What is your favorite activity to do outside?
I really like outdoor activities like running and mountain climbing that make me realize what a happy man I am and how I should be thankful for the bright sunshine, for the soft wind and for being able to live such a healthy life. I used to finish full-course marathon once every year but recently started to ride a bike on the way to my office in the morning. Through the one hour and twenty minutes bike ride I can enjoy the view of the beautiful riverbank park along the Han River. But because of the unusual monsoon in this summer which poured rain six out of seven days for two months, I had to give up the pleasure of bike riding.

You take time out of your busy life to give these Presentations. What is your motivation?

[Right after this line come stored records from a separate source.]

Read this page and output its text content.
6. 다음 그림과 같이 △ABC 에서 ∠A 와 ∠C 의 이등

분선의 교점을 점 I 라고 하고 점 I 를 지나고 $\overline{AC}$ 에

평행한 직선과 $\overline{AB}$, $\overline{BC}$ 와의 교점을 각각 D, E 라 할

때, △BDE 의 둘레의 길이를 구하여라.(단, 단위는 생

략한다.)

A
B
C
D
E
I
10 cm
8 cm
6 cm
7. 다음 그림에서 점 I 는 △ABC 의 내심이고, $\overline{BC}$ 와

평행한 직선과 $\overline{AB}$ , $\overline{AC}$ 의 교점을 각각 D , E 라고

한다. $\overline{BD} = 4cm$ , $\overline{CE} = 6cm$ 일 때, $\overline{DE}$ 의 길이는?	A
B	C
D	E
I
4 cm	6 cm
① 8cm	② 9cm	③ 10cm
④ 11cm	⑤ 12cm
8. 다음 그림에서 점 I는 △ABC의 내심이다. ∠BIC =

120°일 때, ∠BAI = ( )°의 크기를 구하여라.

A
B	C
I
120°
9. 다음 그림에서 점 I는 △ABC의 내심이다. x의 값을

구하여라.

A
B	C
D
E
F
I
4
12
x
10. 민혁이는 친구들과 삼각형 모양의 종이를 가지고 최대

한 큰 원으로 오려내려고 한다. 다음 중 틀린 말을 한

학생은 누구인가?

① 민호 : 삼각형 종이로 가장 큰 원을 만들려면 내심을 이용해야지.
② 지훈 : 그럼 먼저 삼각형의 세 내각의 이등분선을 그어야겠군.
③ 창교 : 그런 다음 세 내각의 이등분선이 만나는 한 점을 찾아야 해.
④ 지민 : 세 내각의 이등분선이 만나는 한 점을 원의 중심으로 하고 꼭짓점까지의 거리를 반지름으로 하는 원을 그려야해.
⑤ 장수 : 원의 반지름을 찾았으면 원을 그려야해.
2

I want to be a part of the effort to act on the most important challenge of our generation, the climate crisis. In the 1980s when I was a university student, I was not ready to participate in and do my part in the efforts to act on one of the most important challenges in Korean history, the pro-democracy movement. This time I do not want to repeat the same mistake I made 30 years ago.

What is your favorite book?
No Impact Man: The Adventures of a Guilty Liberal Who Attempts to Save the Planet, and the Discoveries He Makes About Himself and Our Way of Life in the Process by Colin Beavan. This book gave me a hint for the question I often raise to the audience during my presentation. What are you going to leave to the next generation other than the 50 tons of trash you made during your life on this Earth?